Principal, RA Specialist

Danaher•Boulder, CO

1d•Remote

About The Position

The Principal Regulatory Affairs Specialist is responsible for developing and executing strategies for global market introduction of new and modified IVD medical devices and software while acting as a SME within the Global Regulatory team and providing mentorship to entry-level and intermediate associates. This position reports to the Manager, Regulatory Affairs and is part of the Regulatory Affairs team located in Boulder, CO and will be fully remote. In this role, you will have the opportunity to: Author and lead the creation of regulatory documents (regulatory submissions/filings, registration and listing, technical files, etc.) to obtain global approvals to commercially distribute products; collaborates with international colleagues in global regions to submit application/registration documents. Provide guidance and approve regulatory/quality documentation related to new product development deliverables acting as core team member conducting regulatory assessments related to design changes, advising and approving protocols, reports, marketing material, etc.
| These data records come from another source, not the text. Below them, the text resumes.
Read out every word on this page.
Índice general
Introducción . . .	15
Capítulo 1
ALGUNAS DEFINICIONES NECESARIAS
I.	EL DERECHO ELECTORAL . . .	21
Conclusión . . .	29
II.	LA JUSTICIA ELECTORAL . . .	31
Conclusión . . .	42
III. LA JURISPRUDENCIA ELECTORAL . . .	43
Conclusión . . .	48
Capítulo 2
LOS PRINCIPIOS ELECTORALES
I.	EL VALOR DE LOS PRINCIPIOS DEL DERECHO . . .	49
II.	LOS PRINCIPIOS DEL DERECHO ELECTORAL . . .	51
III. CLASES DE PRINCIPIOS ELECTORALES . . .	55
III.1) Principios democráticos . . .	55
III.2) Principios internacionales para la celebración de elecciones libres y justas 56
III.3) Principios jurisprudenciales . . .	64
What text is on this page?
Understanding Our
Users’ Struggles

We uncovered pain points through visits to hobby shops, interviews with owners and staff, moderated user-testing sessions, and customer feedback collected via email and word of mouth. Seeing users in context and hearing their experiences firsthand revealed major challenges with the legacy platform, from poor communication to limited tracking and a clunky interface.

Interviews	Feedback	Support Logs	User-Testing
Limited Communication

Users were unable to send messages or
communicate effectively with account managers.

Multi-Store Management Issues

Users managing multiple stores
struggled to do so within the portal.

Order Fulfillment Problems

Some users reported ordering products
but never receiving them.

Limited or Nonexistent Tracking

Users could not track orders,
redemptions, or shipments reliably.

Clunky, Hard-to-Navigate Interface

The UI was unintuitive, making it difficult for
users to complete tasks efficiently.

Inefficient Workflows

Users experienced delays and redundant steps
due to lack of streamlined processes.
Assess risk levels associated with current and emerging regulatory issues, providing guidance to facilitate and ensure practices are consistent with the corporate guidance and SOPs; interpret new and/or existing regulatory requirements ensuring compliance with applicable agency requirements, published standards, local procedures and project specific plans.

Requirements

Bachelor’s degree in a technical field such as chemistry, biochemistry, biology, or related.
Minimum 7 years of experience in a regulated environment.
4+ years of global regulatory experience related to in vitro diagnostics.
Knowledge and experience in U.S. FDA and EU IVD regulations.
Proven experience in submission of PMA, de novo, 510(k) and/or technical files.
Experience and understanding of the product development process inclusive of Design Control and Risk Management.
Broad knowledge and previous application of ISO 13485, IVDR, and 21 CFR Part 820.

Nice To Haves

Strong collaborative facilitation skills with the ability to build consensus while championing global regulatory compliance.
Ability to work independently utilizing developed research and analytical skills to manage multiple projects.
Must be a strong collaborative facilitator and leader, building consensus while championing global regulatory compliance.

Responsibilities

Develop and execute strategies for global market introduction of new and modified IVD medical devices and software.
Act as a SME within the Global Regulatory team.
Provide mentorship to entry-level and intermediate associates.
Author and lead the creation of regulatory documents (regulatory submissions/filings, registration and listing, technical files, etc.) to obtain global approvals to commercially distribute products.
Collaborate with international colleagues in global regions to submit application/registration documents.
Provide guidance and approve regulatory/quality documentation related to new product development deliverables.
Conduct regulatory assessments related to design changes as a core team member.
Advise on and approve protocols, reports, and marketing material.
Assess risk levels associated with current and emerging regulatory issues.
Provide guidance to facilitate and ensure practices are consistent with corporate guidance and SOPs.
Interpret new and/or existing regulatory requirements ensuring compliance with applicable agency requirements, published standards, local procedures and project specific plans.